C’era un periodo in cui Panasonic dominava il mercato mondiale dell’elettronica e aveva conquistato i cuori dei consumatori occidentali.
Tra la fine degli anni Ottanta e ai primi del Duemila questa azienda giapponese era al top per quanto riguardava la vendita di televisori, registratori VHS, radio, fotocamere digitali, sistemi audio, batterie e altri dispositivi. È stata anche una delle prime a rendere i lettori CD portatili un prodotto di massa amati e usati da milioni di giovani.
Oggi i tempi d’oro sembrano sempre più appartenere al passato. Il colosso nipponico sta infatti pianificando di ridurre di migliaia di unità alcune linee di business in difficoltà oltre che tagliare la sua forza lavoro. L’obiettivo? Riorientarsi verso un’era tecnologica non più dominata dall’elettronica tradizionale.
In un comunicato ufficiale Panasonic ha spiegato di voler eliminare circa 10.000 posti di lavoro a livello globale, pari a circa il 4% dei dipendenti.

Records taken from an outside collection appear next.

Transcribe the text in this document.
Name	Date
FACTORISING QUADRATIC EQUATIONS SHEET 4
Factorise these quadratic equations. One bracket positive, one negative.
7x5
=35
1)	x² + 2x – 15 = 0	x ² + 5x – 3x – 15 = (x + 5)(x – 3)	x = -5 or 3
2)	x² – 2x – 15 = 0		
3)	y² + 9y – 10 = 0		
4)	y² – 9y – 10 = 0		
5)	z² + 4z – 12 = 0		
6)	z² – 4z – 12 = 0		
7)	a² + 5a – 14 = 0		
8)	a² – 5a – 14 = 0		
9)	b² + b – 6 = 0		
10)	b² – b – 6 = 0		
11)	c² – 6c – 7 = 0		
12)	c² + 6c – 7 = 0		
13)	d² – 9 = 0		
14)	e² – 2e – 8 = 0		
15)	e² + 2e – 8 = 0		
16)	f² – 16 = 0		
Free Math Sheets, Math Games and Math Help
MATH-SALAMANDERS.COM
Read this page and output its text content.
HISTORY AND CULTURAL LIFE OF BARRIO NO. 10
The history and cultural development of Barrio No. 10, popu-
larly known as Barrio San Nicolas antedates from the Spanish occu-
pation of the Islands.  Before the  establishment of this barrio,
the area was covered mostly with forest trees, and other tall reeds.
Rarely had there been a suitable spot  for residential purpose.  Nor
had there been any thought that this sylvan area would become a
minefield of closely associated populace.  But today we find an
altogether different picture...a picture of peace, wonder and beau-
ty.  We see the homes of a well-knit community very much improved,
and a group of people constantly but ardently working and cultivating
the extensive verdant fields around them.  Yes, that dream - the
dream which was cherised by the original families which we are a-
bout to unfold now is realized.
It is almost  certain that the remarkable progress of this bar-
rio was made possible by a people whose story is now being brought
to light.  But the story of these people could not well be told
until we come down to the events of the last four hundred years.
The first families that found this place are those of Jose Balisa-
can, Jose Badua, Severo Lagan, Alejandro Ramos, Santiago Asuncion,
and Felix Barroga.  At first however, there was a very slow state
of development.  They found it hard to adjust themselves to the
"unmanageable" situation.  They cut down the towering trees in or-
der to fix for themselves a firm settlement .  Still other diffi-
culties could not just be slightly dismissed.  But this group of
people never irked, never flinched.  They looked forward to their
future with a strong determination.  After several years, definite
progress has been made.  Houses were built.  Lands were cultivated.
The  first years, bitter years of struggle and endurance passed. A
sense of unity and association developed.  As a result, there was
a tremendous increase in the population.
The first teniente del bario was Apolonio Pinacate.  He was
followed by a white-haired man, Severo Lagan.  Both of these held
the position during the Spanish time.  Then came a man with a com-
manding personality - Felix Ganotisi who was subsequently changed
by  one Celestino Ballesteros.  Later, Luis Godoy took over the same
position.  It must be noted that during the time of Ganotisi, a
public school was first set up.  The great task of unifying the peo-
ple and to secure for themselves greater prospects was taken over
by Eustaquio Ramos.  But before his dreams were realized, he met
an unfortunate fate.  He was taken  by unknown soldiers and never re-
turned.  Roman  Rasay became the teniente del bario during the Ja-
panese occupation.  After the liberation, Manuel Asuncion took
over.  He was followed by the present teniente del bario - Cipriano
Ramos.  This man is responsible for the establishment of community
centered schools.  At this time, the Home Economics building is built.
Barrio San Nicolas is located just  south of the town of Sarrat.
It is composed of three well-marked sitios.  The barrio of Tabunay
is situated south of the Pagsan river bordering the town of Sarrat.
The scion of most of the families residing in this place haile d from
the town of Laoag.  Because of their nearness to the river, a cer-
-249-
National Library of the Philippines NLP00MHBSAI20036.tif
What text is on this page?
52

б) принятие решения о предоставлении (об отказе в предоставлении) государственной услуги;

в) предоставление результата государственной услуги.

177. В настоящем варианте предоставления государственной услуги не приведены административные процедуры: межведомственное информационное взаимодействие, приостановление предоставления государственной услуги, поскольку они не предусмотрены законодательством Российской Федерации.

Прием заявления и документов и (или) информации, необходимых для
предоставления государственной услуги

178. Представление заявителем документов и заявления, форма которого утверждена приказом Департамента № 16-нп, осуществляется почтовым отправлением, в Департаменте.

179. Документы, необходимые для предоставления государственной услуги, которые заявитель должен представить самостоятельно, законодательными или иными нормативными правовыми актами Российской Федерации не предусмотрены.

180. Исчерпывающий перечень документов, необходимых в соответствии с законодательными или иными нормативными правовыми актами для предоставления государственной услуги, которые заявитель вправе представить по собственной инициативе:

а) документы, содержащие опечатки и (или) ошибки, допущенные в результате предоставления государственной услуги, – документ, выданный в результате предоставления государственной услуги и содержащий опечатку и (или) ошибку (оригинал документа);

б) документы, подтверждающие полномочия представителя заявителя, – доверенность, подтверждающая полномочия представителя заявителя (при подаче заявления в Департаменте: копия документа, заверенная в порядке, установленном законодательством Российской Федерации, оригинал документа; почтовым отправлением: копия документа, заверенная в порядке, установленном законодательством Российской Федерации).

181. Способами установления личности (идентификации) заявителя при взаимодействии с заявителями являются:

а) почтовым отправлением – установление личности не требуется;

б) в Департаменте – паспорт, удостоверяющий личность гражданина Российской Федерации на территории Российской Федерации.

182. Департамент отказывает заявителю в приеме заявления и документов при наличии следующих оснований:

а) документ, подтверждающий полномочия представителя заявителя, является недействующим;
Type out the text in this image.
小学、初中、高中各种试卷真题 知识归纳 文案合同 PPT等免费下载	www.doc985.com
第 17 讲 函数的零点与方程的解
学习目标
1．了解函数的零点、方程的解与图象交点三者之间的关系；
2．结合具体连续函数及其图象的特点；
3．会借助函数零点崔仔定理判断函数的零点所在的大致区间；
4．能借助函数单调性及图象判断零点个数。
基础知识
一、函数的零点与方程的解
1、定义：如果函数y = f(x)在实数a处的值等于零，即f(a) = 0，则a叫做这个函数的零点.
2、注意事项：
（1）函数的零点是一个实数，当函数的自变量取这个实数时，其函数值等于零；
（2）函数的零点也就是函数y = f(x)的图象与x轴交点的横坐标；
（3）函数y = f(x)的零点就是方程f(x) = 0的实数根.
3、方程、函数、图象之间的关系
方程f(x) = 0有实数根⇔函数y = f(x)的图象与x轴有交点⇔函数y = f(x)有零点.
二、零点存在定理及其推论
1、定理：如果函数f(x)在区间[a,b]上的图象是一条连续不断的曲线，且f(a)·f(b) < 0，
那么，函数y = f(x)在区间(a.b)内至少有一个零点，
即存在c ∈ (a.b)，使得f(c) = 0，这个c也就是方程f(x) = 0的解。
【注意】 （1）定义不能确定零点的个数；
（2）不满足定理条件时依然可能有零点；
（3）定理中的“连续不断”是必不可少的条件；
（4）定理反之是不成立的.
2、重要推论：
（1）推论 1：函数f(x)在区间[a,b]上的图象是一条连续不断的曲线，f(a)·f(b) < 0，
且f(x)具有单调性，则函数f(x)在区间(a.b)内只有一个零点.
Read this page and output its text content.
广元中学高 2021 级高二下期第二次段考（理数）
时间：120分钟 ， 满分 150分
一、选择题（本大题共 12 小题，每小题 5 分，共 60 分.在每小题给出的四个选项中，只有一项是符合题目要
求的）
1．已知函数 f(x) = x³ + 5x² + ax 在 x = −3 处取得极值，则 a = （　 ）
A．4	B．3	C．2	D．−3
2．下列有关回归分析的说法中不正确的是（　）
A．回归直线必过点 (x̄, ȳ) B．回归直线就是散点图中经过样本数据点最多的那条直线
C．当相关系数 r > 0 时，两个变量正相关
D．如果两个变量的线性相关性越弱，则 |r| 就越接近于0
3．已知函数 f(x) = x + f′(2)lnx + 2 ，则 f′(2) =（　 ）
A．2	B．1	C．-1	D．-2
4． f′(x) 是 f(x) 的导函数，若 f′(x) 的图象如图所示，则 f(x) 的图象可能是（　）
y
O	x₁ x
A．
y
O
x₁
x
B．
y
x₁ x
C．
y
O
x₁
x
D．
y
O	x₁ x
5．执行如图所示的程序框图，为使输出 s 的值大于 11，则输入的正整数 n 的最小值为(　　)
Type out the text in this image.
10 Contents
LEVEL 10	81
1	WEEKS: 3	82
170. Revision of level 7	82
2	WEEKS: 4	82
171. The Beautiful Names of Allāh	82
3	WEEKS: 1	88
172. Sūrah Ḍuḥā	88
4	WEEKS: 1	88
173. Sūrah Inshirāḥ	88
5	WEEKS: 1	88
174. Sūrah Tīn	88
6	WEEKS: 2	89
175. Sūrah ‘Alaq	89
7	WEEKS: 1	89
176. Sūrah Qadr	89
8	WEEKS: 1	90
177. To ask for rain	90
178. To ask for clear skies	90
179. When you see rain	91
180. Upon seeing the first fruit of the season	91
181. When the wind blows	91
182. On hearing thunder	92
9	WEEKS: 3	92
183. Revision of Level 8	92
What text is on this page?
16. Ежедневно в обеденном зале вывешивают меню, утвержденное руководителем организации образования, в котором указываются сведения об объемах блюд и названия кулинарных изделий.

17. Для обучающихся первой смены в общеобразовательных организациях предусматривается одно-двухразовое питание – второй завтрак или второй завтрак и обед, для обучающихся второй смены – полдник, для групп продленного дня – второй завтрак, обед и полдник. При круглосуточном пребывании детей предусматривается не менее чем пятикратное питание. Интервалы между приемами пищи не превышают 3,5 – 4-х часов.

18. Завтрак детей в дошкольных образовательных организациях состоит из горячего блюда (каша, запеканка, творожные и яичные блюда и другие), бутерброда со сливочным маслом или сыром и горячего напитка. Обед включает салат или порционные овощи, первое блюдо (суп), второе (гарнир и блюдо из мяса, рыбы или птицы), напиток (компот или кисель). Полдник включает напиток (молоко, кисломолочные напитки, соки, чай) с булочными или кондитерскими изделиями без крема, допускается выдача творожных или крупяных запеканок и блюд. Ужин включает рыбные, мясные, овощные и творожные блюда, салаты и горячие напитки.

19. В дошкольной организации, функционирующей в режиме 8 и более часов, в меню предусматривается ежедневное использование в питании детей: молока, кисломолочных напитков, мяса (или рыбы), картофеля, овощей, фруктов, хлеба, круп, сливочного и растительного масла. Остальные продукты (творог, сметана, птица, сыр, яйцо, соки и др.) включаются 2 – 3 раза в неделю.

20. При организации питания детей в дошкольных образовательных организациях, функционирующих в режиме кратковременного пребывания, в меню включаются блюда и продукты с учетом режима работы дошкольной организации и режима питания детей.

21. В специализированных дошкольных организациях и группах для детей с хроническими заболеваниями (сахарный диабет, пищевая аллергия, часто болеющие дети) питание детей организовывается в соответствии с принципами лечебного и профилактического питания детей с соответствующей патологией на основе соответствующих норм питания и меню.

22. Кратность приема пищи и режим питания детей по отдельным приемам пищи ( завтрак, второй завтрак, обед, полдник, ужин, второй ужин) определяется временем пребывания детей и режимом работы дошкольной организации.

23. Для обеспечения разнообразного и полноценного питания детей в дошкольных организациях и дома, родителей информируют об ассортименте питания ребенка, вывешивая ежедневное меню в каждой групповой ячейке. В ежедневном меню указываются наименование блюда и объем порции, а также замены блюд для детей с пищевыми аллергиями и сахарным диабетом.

Con l’intenzione di rafforzare la redditività, l’azienda ha affermato che “promuoverà la chiusura delle attività in perdita senza prospettive di miglioramento dei profitti”.
La ristrutturazione di Panasonic
Panasonic è stata fondata a Osaka oltre un secolo fa. Ha gestito una vasta gamma di attività, dai televisori e fotocamere digitali ai telefoni cellulari e agli elettrodomestici da cucina. Un tempo leader nell’elettronica di consumo, negli ultimi vent’anni l’azienda ha dovuto confrontarsi con la riorganizzazione delle proprie attività. In particolare, la redditività di Panasonic ha iniziato a calare a metà degli anni 2000, culminando in perdite significative all’inizio del decennio 2010-2011.
Sotto la guida del suo ex presidente, Kazuhiro Tsuga, entrato in carica nel 2012, l’azienda aveva già in realtà tagliato i settori in difficoltà, come quello dei televisori al plasma, riuscendo anche ad uscire dalla crisi nella quale era finita. Nel periodo fiscale conclusosi a marzo 2025, come ha spiegato il New York Times, la società ha registrato una diminuzione del 17,5% degli utili, scendendo a 366 miliardi di yen (circa 2,5 miliardi di dollari), rispetto ai 443 miliardi dell’anno precedente. Le vendite totali sono leggermente diminuite, attestandosi a 8,46 trilioni di yen (circa 58 miliardi di dollari).
Yuki Kusumi, succeduto a Tsuga nel 2021, ha proseguito questa revisione strategica per liberare liquidità da investire in nuove aree di crescita, come in stabilimenti per la fornitura di batterie per veicoli elettrici a case automobilistiche come Tesla, il settore software e l’intelligenza artificiale.
Prospettive future
Panasonic ha fatto sapere di prevedere costi di ristrutturazione pari a circa 895 milioni di dollari per l’attuale anno fiscale e affermato che, attraverso le sue ristrutturazioni, punta a migliorare i profitti di almeno 1 miliardo di dollari. Quasi la metà dei costi di ristrutturazione, ha aggiunto Reuters, sarà contabilizzata nel settore Lifestyle, che comprende elettronica di consumo e sistemi di riscaldamento e ventilazione, e un altro 40% in «altre» attività, inclusa la holding.
Mr. Kusumi è stato chiaro: quattro aree con risultati insufficienti (Tv, elettrodomestici da cucina, dispositivi industriali e meccatronica) stanno affrontando una bassa redditività e prospettive di crescita poco chiare. Panasonic adotterà dunque «misure drastiche» entro la fine dell’anno fiscale 2026, tra cui il ritiro da alcune attività o mercati, la cessazione della produzione di prodotti e il trasferimento delle attività a proprietari più idonei.
L’azienda intende concentrarsi sul suo «business delle soluzioni» - che include i sistemi di intrattenimento e comunicazione in volo, l’accumulo di energia e i servizi IT aziendali - e semplificare la sede centrale e le attività amministrative, puntando a migliorare la redditività di almeno 150 miliardi di yen entro l’anno fiscale 2026. Riorganizzerà poi la Panasonic Corp. in tre società distinte, tra cui una denominata «Smart Life», che si concentrerà sugli elettrodomestici. Se il nome «Panasonic» verrà mantenuto da queste tre nuove entità è ancora oggetto di discussione.